Renungan Jumat

Ajarkan Alquran pada Anak

Ajarkan Alquran pada Anak
Lihat Foto

WJtoday, Jakarta - Alquran adalah petunjuk hidup bagi manusia. Alquran diturunkan oleh Allah sebagai Nur (cahaya), yang membedakan antara kebnaran dan kebatilan. Inilah pentingnya Alquran itu sebagai pedoman hidup. Olehnya mengembalikan ummat kepada pedoman hidupnya adalah sebuah keniscayaan. Tidak akan pernah jaya ummat ini jika mereka jauh dari Alquran.

Orang tua mempunyai kewajiban untuk membimbing dan membina anaknya. Sebagai mana yang disebutkan dalam Alquran disebutkan:

“Hai orang-orang yang beriman, peliharalah dirimu dan keluargamu dari api neraka yang bahan bakarnya adalah manusia dan batu; penjaganya malaikat-malaikat yang kasar, yang keras, yang tidak mendurhakai Allah terhadap apa yang diperintahkan-Nya kepada mereka dan selalu mengerjakan apa yang diperintahkan” (QS. 66 : 6).

Ayat tersebut adalah penegasan bahwa orang tua mempunyai kewajiban untuk membina, membimbing, dan mendidik anaknya, bukan hanya sukses didunia tapi yang lebih tinggi lagi adalah terjauh dari azab api neraka. Dengan cara mengajarkan Alquran pada anak. Apabila amanah ini dilaksanakan dengan baik, maka yang mendapat manfaatnya adalah orang tua, selain anak itu sendiri. Begitu berbahagianya seorang anak, manakala mendapat orang tua yang amanah, yang berusaha membimbingnya kearah yang benar. Namun begitu sengsaranya anak, manakala mempunyai orang tua yang tidak bertanggung jawab akan pembinaan anaknya, bahkan membiarkan anaknya dibina oleh lingkungan yang sedemikian ganas.

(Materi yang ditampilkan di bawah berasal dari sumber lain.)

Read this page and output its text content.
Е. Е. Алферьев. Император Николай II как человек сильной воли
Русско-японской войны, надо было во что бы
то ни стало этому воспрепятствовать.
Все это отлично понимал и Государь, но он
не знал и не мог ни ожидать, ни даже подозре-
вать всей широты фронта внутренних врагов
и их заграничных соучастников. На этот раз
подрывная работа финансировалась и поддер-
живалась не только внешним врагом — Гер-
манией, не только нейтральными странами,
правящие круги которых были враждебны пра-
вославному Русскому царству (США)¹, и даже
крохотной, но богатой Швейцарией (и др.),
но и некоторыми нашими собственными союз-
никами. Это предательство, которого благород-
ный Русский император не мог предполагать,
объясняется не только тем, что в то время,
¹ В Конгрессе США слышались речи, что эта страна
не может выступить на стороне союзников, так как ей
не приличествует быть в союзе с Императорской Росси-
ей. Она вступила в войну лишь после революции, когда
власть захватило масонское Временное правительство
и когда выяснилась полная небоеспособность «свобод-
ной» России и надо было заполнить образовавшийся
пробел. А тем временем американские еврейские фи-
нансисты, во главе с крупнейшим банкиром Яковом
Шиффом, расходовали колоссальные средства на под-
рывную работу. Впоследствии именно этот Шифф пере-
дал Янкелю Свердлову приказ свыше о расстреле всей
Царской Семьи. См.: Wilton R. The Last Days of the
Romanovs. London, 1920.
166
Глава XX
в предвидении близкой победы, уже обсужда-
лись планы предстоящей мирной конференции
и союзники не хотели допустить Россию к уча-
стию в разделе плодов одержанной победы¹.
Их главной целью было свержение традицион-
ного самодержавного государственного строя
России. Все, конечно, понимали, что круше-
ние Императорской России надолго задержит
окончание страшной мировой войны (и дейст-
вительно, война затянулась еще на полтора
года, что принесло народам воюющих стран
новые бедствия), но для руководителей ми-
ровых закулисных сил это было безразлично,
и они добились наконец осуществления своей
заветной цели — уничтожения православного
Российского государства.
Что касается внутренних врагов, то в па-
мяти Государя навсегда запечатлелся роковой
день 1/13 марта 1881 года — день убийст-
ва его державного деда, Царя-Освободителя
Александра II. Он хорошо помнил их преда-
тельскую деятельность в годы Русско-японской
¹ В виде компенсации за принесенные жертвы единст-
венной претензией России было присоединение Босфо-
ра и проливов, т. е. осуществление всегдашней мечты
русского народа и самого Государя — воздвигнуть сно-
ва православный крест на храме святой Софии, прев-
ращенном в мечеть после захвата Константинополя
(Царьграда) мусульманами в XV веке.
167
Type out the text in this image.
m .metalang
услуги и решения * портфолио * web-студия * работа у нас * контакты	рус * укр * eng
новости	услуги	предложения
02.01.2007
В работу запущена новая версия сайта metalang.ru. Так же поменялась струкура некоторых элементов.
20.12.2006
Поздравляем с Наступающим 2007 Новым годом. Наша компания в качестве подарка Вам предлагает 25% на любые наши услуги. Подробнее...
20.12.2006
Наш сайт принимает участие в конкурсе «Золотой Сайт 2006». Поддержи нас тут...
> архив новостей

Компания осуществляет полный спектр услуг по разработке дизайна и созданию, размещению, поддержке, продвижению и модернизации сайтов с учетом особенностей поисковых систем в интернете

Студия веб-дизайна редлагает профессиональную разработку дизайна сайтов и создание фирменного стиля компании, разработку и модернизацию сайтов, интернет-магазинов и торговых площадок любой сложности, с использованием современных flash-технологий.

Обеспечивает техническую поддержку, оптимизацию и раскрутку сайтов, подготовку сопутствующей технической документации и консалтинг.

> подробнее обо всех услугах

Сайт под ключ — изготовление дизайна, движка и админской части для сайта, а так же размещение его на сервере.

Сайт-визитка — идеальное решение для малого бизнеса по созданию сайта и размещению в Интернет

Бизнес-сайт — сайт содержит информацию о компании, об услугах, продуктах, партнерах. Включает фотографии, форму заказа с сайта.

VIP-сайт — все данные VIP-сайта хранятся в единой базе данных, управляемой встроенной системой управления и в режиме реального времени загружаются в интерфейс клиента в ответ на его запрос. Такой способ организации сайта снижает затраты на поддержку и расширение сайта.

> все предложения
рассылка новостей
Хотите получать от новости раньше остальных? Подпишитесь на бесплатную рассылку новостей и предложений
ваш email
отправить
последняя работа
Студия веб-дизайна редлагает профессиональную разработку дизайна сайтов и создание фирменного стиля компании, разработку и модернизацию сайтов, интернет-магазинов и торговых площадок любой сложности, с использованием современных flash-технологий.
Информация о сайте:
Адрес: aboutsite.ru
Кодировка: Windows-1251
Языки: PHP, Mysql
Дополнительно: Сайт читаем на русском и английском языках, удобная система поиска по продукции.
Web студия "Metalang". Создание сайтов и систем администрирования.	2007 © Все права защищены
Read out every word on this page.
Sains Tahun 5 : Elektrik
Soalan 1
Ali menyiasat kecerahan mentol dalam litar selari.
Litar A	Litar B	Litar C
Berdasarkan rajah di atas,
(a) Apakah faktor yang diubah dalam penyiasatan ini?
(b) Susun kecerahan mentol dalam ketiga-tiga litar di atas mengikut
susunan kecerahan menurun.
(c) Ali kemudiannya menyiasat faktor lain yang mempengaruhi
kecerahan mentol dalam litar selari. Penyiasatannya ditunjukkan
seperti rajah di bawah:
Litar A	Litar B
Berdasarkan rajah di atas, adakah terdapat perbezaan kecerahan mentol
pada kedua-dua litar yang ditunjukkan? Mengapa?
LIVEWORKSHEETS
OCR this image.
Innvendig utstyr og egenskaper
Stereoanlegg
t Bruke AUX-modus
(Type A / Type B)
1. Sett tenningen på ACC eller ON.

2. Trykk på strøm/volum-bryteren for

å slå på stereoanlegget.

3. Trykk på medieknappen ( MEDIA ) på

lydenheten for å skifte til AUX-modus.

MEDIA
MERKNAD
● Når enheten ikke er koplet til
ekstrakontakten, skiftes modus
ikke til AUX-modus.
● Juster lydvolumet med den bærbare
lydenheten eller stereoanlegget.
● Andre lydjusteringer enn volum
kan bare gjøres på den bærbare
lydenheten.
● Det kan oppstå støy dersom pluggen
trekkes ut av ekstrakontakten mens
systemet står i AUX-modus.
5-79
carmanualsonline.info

Dan kewajiban yang utama orang tua adalah mengajarkan Alquran pada anak -anak sejak dini, sebab Alquran merupakan pedoman hidup kaum muslimin. Dalam suatu riwayat disebutkan : “Didiklah anak-anakmu dengan tiga perkara: mencintai nabi, mencintai keluarga nabi dan membaca Alquran” (HR. Thabrani).

Demikian pula dalam hadits yang lain disebutkan :

 “Hak anak atas orang tuanya ada tiga : memilihkan nama yang baik ketika baru lahir, mengajarkan Kitabullah (Alquran) ketika mulai berfikir dan menikahkannya ketika dia dewasa” (HR. Ahmad).

Begitu pula dalam hadits yang diriwayatkan oleh Imam Bukhari dan Imam Muslim “sebaik-baik manusia diantara kalian adalah yang mempelajari Alquran dan mengajarkannya”

Keterangan Hadits diatas menunjukkan bahwa mengajarkan membaca Alquran adalah suatu keharusan bagi setiap orang tua terhadap anak-anaknya dan keharusan pula bagi setiap kaum muslimin. Begitu mudahnya Alquran diajarkan, sampai Allah menyebutkan sebanyak 4 kali tentang hal tersebut :

وَلَقَدْ يَسَّرْنَا الْقُرْآنَ لِلذِّكْرِ فَهَلْ مِنْ مُدَّكِرٍ

“Dan sesungguhnya telah Kami mudahkan Alquran untuk pelajaran, maka adakah orang yang mengambil pelajaran?” (QS. 54 : 17, 22, 32, 40)

Pendidikan Alquran sudah seharusnya diberikan kepada anak-anak sedini mungkin, karena pendidikan yang diberikan pada masa kecil pengaruhnya akan lebih kuat, tajam dan lebih membekas dari pada pendidikan yang diberikan setelah dewasa, seperti kata pepatah :

“Adalah berguna mendidik mendidik anak diwaktu kecil, dan terkadang berguna mendidik anak di waktu dewasa. Adalah mudah meluruskan ranting yang bengkok dan tidaklah mudah meluruskan jika telah menjadi batang”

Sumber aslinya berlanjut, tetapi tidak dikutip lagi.